First of all, in general in Italian you count the syllables from the end, rather than from the beginning. So, most words are piane, that is, the (main) stress is to the last-but-one syllable. The words casa, lavoro, panettone all belong to the same category, even though the stressed syllables are, respectively, the first, the second, and the third one.
Secondly, all your examples are of verbs with a clitic pronoun attached at the end, which muddles things a little. The good news is that the stress in the verb itself doesn't move: làva > làvati; pulìsci > pulìsciti and so on. (Accents are not usually written down, but I'm writing them here for clarity.)

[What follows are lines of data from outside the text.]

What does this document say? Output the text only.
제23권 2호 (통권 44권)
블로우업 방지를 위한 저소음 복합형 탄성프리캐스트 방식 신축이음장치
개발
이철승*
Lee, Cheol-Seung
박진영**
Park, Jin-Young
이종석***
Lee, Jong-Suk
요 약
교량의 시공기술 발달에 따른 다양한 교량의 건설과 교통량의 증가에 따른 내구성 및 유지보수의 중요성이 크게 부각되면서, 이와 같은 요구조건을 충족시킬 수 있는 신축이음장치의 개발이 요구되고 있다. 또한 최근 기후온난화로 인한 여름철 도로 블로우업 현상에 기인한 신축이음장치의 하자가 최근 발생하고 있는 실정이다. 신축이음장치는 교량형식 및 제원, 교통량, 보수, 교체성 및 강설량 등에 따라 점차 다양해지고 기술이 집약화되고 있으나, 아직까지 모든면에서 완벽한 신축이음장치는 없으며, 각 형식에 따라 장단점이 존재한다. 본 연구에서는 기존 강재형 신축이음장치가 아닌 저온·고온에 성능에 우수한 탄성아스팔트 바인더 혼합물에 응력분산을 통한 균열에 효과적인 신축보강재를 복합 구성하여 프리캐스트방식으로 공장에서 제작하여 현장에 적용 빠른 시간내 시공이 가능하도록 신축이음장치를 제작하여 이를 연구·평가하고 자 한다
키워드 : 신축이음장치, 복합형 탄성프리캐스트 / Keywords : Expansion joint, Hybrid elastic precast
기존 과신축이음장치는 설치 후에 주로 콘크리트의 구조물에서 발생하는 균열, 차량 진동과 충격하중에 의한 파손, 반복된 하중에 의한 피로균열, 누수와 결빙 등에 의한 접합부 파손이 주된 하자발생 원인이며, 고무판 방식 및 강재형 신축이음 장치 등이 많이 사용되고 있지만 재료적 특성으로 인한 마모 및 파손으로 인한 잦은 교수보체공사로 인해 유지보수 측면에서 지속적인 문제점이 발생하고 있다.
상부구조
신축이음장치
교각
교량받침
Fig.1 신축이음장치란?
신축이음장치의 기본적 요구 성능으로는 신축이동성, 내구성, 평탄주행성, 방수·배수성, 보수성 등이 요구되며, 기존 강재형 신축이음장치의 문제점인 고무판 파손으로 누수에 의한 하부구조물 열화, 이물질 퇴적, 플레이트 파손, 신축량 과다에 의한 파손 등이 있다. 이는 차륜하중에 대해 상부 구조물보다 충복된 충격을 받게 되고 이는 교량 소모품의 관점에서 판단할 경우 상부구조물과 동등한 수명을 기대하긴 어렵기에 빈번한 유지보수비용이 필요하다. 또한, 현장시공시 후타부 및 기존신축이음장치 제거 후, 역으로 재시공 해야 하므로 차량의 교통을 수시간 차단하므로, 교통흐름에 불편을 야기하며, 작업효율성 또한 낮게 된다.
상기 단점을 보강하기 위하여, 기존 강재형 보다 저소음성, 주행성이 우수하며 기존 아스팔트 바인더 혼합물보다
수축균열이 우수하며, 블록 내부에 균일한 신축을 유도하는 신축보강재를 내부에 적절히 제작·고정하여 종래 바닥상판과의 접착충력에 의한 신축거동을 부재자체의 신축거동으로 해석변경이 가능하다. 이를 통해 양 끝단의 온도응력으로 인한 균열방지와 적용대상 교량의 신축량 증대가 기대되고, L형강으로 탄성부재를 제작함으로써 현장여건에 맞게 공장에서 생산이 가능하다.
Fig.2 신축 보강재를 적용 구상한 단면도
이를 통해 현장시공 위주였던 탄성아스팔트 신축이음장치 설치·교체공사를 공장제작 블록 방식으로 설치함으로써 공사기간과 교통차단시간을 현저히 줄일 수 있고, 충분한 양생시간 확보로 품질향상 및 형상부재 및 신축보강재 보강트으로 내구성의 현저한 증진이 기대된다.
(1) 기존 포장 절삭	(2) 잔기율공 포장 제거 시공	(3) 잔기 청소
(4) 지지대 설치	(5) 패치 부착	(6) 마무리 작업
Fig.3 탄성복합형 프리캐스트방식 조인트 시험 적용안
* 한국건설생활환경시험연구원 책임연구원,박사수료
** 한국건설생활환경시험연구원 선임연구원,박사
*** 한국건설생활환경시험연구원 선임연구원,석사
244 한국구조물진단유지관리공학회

So we are left with just the “pure” form of the imperative mood: lava, pulisci etc. (All the examples in the question are in the 2nd (singular) person, but the imperative mood also has a 5th (or 2nd plural) person: lavate, pulite and so on.)
In modern Italian, in most cases, these forms are equal to the 3rd person (for the verbs in -are) or the 2nd person (for the verbs in -ere or in -ire) the in the present of the indicative mood:
(lui) lava = he washes; lava! = wash!
(tu) tieni = you hold; tieni! = hold!
(tu) pulisci = you clean; pulisci! = clean!
So the problem reduces to learning how to conjugate in the present tense of the indicative mood a given verb, and this is mostly regular (according to the different classes of verbs) and is anyway easy to find for specific verbs in any dictionary.